Krishna persuades him to follow the righteous path by giving the Geetopdesh and giving a darshan of his virat Swaroop, with shankha dhwani in the background. Finally, Gopal is worshipped as the one who performed the leelas on the Kalindi, who is ‘lola kundal dharine’. Nature dances with the flute, the trees swing, the lotuses blossom, the cows do their dance and finally, all the gopis and sakhas are attracted to him. The jathis in the interludes were with leaps, covering the stage widely and with intricate patterns. Finally, he was depicted as Rukmini kant, gopijanmanohar, and jagatguru. 

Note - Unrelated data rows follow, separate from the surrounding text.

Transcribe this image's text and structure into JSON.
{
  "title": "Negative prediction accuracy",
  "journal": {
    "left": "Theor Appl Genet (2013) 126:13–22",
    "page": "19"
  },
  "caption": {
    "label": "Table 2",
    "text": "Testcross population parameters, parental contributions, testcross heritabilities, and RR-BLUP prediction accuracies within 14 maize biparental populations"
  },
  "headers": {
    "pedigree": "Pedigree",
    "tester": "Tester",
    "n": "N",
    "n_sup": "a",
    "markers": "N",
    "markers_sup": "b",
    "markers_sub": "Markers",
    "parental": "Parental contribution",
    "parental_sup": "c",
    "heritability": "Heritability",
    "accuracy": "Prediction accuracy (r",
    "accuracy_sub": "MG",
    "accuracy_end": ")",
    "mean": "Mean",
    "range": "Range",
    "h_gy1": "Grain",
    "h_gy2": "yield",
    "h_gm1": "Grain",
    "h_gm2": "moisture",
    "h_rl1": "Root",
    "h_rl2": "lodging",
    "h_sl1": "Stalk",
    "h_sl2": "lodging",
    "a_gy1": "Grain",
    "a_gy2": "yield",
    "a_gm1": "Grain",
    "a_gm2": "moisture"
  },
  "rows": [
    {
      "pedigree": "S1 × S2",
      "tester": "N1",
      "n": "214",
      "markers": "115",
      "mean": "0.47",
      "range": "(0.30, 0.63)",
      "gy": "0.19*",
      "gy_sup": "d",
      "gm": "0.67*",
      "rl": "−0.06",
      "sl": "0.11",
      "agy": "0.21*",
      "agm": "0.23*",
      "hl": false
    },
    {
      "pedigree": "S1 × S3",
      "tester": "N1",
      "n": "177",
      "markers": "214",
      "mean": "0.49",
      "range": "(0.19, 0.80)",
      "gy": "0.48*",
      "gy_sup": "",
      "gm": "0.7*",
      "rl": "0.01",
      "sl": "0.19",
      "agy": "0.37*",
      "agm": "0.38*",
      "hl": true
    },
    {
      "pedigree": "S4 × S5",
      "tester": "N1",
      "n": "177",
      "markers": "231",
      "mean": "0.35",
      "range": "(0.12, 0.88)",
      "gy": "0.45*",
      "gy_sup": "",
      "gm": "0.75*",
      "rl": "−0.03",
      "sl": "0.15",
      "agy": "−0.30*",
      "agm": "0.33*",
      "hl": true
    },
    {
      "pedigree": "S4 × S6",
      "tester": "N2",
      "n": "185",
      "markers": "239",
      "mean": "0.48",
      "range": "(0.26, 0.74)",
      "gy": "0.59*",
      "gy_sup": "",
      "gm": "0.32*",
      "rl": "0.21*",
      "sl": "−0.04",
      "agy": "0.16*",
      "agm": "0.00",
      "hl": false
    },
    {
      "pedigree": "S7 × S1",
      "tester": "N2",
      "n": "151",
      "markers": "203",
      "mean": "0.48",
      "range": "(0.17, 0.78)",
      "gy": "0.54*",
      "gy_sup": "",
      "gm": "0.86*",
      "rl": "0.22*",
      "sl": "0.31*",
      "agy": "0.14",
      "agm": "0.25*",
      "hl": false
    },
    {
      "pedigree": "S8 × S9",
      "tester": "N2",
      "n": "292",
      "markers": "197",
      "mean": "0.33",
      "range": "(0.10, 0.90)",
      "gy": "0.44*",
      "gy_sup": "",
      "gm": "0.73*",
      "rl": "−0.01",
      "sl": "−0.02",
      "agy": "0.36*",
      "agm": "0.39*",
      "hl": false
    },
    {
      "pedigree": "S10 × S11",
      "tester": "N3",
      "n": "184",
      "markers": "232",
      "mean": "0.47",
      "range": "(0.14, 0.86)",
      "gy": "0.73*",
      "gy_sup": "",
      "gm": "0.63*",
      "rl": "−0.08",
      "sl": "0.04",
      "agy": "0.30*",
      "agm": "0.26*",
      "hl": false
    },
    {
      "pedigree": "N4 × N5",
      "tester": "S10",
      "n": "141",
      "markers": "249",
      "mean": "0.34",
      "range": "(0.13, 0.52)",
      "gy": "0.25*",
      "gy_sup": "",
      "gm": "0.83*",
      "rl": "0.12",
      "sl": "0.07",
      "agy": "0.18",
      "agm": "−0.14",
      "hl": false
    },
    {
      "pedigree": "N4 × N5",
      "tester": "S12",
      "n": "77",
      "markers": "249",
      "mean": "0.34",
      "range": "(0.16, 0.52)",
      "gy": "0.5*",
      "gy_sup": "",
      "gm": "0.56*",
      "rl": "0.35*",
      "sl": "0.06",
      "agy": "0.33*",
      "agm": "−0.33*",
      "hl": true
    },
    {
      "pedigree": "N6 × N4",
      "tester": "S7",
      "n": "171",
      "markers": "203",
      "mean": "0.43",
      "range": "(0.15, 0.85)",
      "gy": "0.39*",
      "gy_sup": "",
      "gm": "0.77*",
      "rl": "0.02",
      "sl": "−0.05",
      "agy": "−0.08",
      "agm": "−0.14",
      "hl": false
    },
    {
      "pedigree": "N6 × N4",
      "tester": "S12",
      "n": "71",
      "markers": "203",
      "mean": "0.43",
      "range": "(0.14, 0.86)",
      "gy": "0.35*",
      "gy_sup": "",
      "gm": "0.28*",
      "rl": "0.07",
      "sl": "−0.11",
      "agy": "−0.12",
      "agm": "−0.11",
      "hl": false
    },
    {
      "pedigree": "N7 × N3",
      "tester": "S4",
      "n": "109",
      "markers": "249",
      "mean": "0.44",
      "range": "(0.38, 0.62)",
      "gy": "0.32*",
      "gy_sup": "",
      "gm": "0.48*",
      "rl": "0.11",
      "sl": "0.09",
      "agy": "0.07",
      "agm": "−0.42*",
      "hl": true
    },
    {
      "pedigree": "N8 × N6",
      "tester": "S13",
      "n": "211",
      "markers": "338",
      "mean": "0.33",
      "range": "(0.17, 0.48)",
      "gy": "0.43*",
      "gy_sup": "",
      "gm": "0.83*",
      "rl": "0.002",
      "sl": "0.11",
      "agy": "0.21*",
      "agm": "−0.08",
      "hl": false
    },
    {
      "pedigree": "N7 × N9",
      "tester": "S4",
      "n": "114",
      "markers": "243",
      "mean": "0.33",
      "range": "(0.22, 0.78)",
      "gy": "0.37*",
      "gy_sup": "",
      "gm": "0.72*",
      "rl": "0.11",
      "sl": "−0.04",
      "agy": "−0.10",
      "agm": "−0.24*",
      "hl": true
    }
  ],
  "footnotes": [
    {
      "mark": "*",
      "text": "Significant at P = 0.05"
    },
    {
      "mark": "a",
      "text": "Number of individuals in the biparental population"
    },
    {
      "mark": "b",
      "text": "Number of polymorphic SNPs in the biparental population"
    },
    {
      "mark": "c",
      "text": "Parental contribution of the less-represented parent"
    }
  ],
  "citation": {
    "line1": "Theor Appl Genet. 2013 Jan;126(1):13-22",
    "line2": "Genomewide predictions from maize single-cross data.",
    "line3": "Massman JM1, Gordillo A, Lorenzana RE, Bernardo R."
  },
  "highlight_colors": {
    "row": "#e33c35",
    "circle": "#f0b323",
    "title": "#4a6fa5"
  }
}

The third piece that Geeta performed was by the great bhakti poet Vidyapati. The literature here narrates how the gopi is having a conversation with Manmatha, to whom she complains, why is he shooting his arrows repeatedly at her? Shiva was attacked by Kamadeva when he saw the lord in the Mohini avatar. The gopi further complains that she was peacefully sitting near the Yamuna and making a garland when Kamadeva randomly started shooting arrows at her. The attitude of Kamadeva as he appears and starts to shower the gopi with arrows was depicted with a lot of attitude. The gopi tells him that she does not wear ashes on her body but simply the chandan paste. She does not wear the skin of the lion but simply clothes. Her hair is not matted into jatas, it has been carefully combed into a veni. The Ganga does not flow from her locks, she ties a flower veni on her hair. She is not wearing the moon as her head ornament, she wears a small bindi on her forehead. There are no flames on her forehead but a pinch of sindoor. She is not holding the poison in her throat, she is wearing a garland of beads and not ornaments of snakes. So she could not be mistaken for Shiva by Kamadeva even from a distance, even though Kamadeva has made it his business to shower his arrows at her. Certainly, he would know better than to shower a simple gopi with all the anguish and pain of his arrows. The composition is full of similes and was complemented by the amazing singing and the abhinaya of Geeta Chandran, who went into the minor details of the literature and depicted them in very subtly. 

The final piece was the Kabir Das composition ‘Santo, andha dhundhi andhiara’. The piece was depicted poignantly through abhinaya, music and vocals. The videography was used to film multiple images and then superimpose them. The performance crescendoed with the climax, ‘Isi mein udhat fuvaara, isi me guru hamara’.